Last week, the Palestinian Authority announced their willingness to pursue a Palestinian state even through a unilateral move. To date, they have not been successful in their public diplomacy, often poorly reacting to the Israeli allegations in international news. The PA lost much of what was left of international and local popularity as a result of their ineffective communication regarding their position on Goldstone’s report on the 2009 Israeli War in Gaza and due to their poor performance during the war itself, earlier this year.

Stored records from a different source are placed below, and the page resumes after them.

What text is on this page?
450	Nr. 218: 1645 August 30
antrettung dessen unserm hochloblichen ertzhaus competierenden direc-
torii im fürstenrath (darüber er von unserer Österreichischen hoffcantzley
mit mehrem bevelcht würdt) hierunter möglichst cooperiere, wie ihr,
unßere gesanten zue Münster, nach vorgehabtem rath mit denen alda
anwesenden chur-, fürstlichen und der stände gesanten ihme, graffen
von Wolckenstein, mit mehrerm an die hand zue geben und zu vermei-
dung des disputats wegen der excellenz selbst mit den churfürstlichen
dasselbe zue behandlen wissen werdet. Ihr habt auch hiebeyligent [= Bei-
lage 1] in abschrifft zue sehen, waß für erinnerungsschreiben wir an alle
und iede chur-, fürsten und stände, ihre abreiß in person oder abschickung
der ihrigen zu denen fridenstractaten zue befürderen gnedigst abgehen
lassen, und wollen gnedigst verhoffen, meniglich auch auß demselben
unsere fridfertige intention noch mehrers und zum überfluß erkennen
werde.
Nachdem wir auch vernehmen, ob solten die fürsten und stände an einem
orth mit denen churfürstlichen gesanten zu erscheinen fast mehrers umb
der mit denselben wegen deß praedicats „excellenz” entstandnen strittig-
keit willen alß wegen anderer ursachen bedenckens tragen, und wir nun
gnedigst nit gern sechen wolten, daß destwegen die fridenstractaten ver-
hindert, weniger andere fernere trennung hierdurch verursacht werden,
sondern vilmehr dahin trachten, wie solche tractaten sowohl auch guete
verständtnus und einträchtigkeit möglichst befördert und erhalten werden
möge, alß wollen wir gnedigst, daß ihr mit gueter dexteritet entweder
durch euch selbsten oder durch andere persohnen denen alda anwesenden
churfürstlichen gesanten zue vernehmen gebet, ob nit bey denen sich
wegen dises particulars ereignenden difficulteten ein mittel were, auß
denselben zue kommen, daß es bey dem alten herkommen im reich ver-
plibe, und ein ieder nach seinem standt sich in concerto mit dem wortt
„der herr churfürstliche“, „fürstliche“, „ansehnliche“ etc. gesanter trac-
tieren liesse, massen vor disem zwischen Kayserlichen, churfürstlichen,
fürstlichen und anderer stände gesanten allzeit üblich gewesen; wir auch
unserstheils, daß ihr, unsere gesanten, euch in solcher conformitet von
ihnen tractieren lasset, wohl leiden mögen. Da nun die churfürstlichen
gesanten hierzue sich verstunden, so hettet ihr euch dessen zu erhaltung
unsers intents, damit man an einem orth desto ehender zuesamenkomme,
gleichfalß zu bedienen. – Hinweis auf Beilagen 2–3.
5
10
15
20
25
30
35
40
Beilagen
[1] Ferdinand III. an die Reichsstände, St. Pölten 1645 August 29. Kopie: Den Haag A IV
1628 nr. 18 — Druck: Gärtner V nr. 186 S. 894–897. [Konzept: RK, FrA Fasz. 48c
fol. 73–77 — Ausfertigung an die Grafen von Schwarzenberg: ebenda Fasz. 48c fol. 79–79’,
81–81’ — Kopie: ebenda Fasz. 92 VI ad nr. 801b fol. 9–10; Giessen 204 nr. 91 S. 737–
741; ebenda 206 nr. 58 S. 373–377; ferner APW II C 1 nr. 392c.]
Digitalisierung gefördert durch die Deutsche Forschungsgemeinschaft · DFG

Last Thursday, the Palestinian Authority received from the Arab League renewed support for the recognition of the pre-1967 borders as the borders of the future Palestinian state. Latin America and Europe are Abu Mazen’s next focus. The PA will have to work hard to get the European Union on board and harder still to prevent the U.S. from using their veto against it if it is taken to the UN Security Council. This initiative, if well handled by the Palestinian leadership can place all their international efforts into a new context. Based on the early news and emphasis placed on the international re-recognition of pre-1967 borders, the situation looks promising if not reminiscent of Israel’s tactics at many occasions but particularly those used during Camp David II July 2000. This move can be interpreted as Abbas’ recognition of the legitimacy problem faced by the PA since Hamas took control over Gaza in 2006 and appeared as the “defender of the Palestinians” during the 2009 war.

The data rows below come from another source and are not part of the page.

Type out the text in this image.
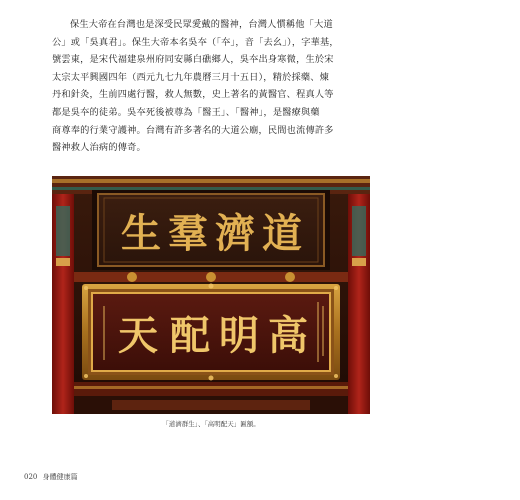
保生大帝在台灣也是深受民眾愛戴的醫神，台灣人慣稱他「大道
公」或「吳真君」。保生大帝本名吳夲（「夲」，音「去幺」），字華基，
號雲東，是宋代福建泉州府同安縣白礁鄉人，吳夲出身寒微，生於宋
太宗太平興國四年（西元九七九年農曆三月十五日），精於採藥、煉
丹和針灸，生前四處行醫，救人無數，史上著名的黃醫官、程真人等
都是吳夲的徒弟。吳夲死後被尊為「醫王」、「醫神」，是醫療與藥
商尊奉的行業守護神。台灣有許多著名的大道公廟，民間也流傳許多
醫神救人治病的傳奇。
道
濟
羣
生
高
明
配
天
「道濟群生」、「高明配天」匾額。
020 身體健康篇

The Palestinian Authority can use the argument that Israel has been changing unilaterally the facts on the ground in a way that will soon make the declaration of the Palestinian state even as a negotiation product impossible. Hopefully, the PA will successfully continue their efforts to convince more countries to recognize and if not recognize to internally discuss their position on the recognition of the borders previously endorsed by the UN Resolution 242. Such a move could strengthen the PA internally after its poor performance with regard to Hamas and given the resultant frustration of the Palestinian people, many of whom perceive their actions as a conspiracy against those in Gaza. Moreover, it would effectively contribute to setting the agenda of the main issues in any future American led or Quartet led negotiations with Israel.